Mike Hirsch ist seit fast einem Jahr dabei. "Am Anfang hatte ich Bammel, in ein richtiges Arbeitsleben reinzugehen", sagt er, "aber jetzt nicht mehr. Ich bin gerade dabei, Bewerbungen zu schreiben". Durch all diese Maßnahmen ging die Arbeitslosigkeit zurück und damit auch die Kinderarmut. Das Viertel wurde reicher, Eltern und Kindern wurden Zukunftschancen eröffnet.
Rollbergesiedlung: Rundumsanierung liegt in weiter Ferne
In der Berliner Rollbergesiedlung haben die Menschen bisher kaum Unterstützung, wenn es um die Bewältigung des Alltags geht. Es mangelt an Angeboten zum Beispiel bei Schulproblemen, Jobsuche, gesundheitlichen Sorgen oder Sprachschwierigkeiten.

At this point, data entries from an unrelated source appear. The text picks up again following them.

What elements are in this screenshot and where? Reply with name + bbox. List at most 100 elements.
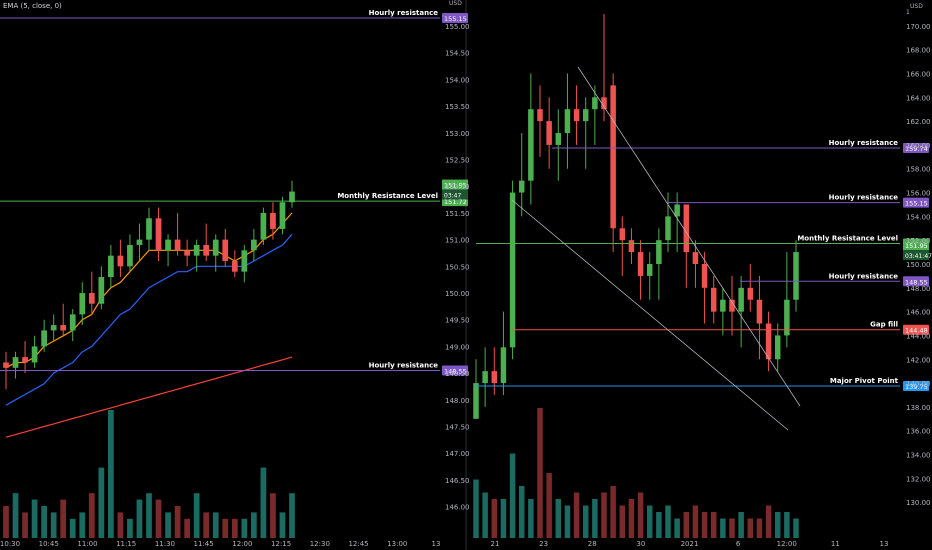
volume-bar [582, 505, 589, 538]
x-tick-label: 12:45 [348, 540, 368, 548]
y-tick-label: 164.00 [906, 94, 931, 102]
x-tick-label: 11:30 [155, 540, 175, 548]
countdown-badge-text: 03:47 [444, 193, 461, 200]
volume-bar [165, 512, 171, 538]
level-label: Major Pivot Point [830, 377, 899, 385]
level-badge [903, 143, 929, 154]
candle-body [555, 133, 562, 145]
countdown-badge [442, 189, 468, 200]
volume-bar [665, 505, 671, 538]
ema-long-line [5, 356, 293, 438]
candle-body [79, 293, 86, 315]
y-tick-label: 153.00 [445, 130, 470, 138]
volume-bar [203, 512, 210, 538]
candle-body [482, 371, 488, 384]
volume-bar [528, 499, 534, 538]
candle-body [165, 239, 171, 251]
chart-panel-2: Hourly resistance 159.74 Hourly resistance… [473, 3, 932, 548]
volume-bar [251, 512, 257, 538]
candle-body [473, 383, 479, 419]
volume-bar [573, 492, 580, 538]
candle-body [193, 244, 200, 256]
candle-body [784, 299, 790, 336]
price-badge-text: 151.95 [905, 242, 928, 250]
y-tick-label: 138.00 [906, 404, 931, 412]
volume-bar [601, 492, 607, 538]
x-tick-label: 13:00 [387, 540, 407, 548]
y-tick-label: 146.00 [445, 504, 470, 512]
candle-body [756, 299, 763, 324]
volume-bar [784, 512, 790, 538]
level-label: Hourly resistance [829, 139, 899, 147]
volume-bar [279, 512, 286, 538]
volume-bar [765, 505, 772, 538]
y-tick-label: 151.00 [445, 237, 470, 245]
ema-slow-line [5, 233, 293, 406]
candle-body [222, 239, 229, 261]
volume-bar [222, 518, 229, 538]
volume-bar [656, 512, 662, 538]
candle-body [69, 314, 76, 331]
price-badge [442, 179, 468, 190]
volume-bar [509, 453, 516, 538]
volume-bar [610, 486, 616, 538]
level-label: Monthly Resistance Level [337, 192, 438, 200]
y-tick-label: 156.00 [906, 190, 931, 198]
candle-body [146, 218, 152, 240]
y-tick-label: 148.00 [445, 397, 470, 405]
y-axis-unit: USD [449, 0, 462, 7]
level-badge-text: 155.15 [905, 200, 928, 208]
candle-body [793, 252, 799, 300]
candle-body [3, 362, 9, 368]
volume-bar [241, 518, 248, 538]
volume-bar [260, 467, 267, 538]
candle-body [279, 202, 286, 229]
countdown-badge [903, 250, 929, 261]
y-tick-label: 144.00 [906, 332, 931, 340]
volume-bar [729, 518, 735, 538]
indicator-label[interactable]: EMA (5, close, 0) [3, 2, 62, 10]
candle-body [127, 244, 133, 267]
x-tick-label: 12:15 [271, 540, 291, 548]
level-badge-text: 155.15 [444, 15, 467, 23]
x-tick-label: 21 [491, 540, 500, 548]
x-tick-label: 13 [880, 540, 889, 548]
candle-body [212, 239, 219, 256]
volume-bar [674, 518, 680, 538]
volume-bar [155, 499, 162, 538]
volume-bar [69, 518, 76, 538]
volume-bar [756, 518, 763, 538]
volume-bar [628, 499, 635, 538]
x-tick-label: 11:45 [194, 540, 214, 548]
y-tick-label: 158.00 [906, 166, 931, 174]
y-tick-label: 136.00 [906, 428, 931, 436]
volume-bar [3, 506, 9, 538]
candle-body [582, 109, 589, 122]
level-badge-text: 148.55 [905, 278, 928, 286]
candle-body [184, 250, 190, 256]
candle-body [674, 204, 680, 217]
volume-bar [12, 493, 19, 538]
y-tick-label: 152.50 [445, 157, 470, 165]
level-badge [903, 381, 929, 392]
candle-body [231, 260, 238, 272]
level-badge-text: 139.75 [905, 383, 928, 391]
candle-body [136, 239, 143, 245]
candle-body [656, 240, 662, 264]
volume-bar [193, 493, 200, 538]
countdown-badge-text: 03:41:47 [905, 253, 932, 260]
candle-body [564, 109, 571, 134]
candle-body [500, 347, 507, 384]
candle-body [50, 325, 57, 331]
candle-body [270, 212, 276, 229]
candle-body [619, 228, 626, 241]
y-tick-label: 146.00 [906, 309, 931, 317]
x-tick-label: 12:30 [310, 540, 330, 548]
chart-panel-1: Hourly resistance 155.15 Monthly Resistanc… [0, 0, 470, 548]
volume-bar [793, 518, 799, 538]
candle-body [701, 264, 708, 288]
candle-body [491, 371, 498, 384]
level-badge [903, 276, 929, 287]
candle-body [683, 204, 690, 253]
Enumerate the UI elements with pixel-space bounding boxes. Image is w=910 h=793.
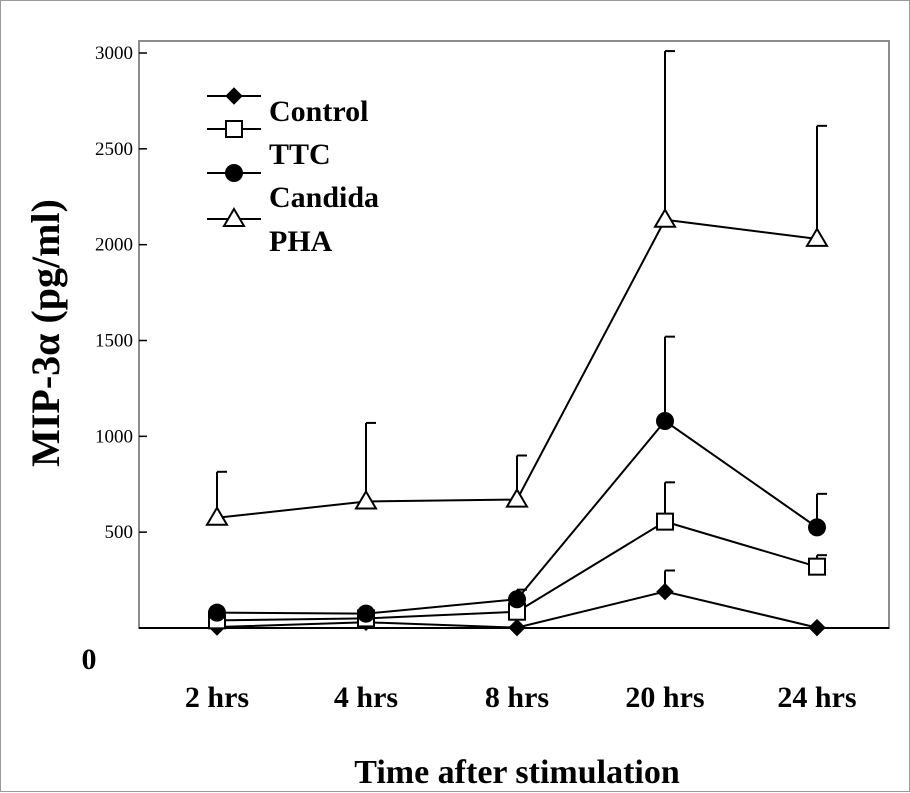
legend-label-ttc: TTC [269,138,331,171]
y-tick-label: 2000 [95,235,133,256]
series-line-candida [216,419,818,615]
y-axis-ticks: 3000 2500 2000 1500 1000 500 [95,43,147,543]
data-point-control [508,618,526,637]
data-point-candida [208,603,226,622]
legend-label-control: Control [269,95,368,128]
y-zero-label: 0 [82,643,97,676]
legend-label-candida: Candida [269,181,379,214]
data-point-pha [653,207,677,228]
data-point-pha [205,505,229,526]
x-tick-label: 4 hrs [334,681,398,714]
data-point-ttc [808,557,826,576]
x-tick-label: 20 hrs [625,681,704,714]
y-tick-label: 3000 [95,43,133,64]
legend-marker-pha [222,207,246,227]
legend-marker-control [225,87,243,105]
y-axis-title: MIP-3α (pg/ml) [23,199,68,467]
series-markers [205,207,829,637]
x-tick-label: 8 hrs [485,681,549,714]
data-point-candida [808,518,826,537]
y-tick-label: 1500 [95,331,133,352]
data-point-ttc [656,512,674,531]
data-point-pha [354,489,378,510]
data-point-pha [805,226,829,247]
x-tick-label: 2 hrs [185,681,249,714]
data-point-control [656,582,674,601]
x-tick-label: 24 hrs [777,681,856,714]
legend: Control TTC Candida PHA [207,87,379,258]
x-axis-ticks: 2 hrs 4 hrs 8 hrs 20 hrs 24 hrs [185,681,857,714]
legend-label-pha: PHA [269,225,333,258]
legend-marker-candida [225,164,243,182]
x-axis-title: Time after stimulation [354,754,680,791]
y-tick-label: 500 [105,522,134,543]
series-lines [216,218,818,629]
data-point-candida [508,590,526,609]
data-point-pha [505,487,529,508]
legend-marker-ttc [225,120,243,138]
error-bars [216,50,827,600]
y-tick-label: 1000 [95,426,133,447]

Der Frage, warum solche Angebote bisher kaum vorhanden sind, weicht Staatssekretärin Ülker Radziwill aus. Sie spricht lieber von der Zukunft: "Hier braucht es Unterstützung. Und es ist gut, dass wir jetzt hier sind und vor Ort Dinge entwickeln."
Wann das lange geplante Gemeindezentrum mit Kita gebaut wird, kann Radziwill nicht sagen. Ebenso wenig, wann die dringend notwendige Sanierung der Rollbergesiedlung beginnt - all dies sei aber in Planung, sagt sie.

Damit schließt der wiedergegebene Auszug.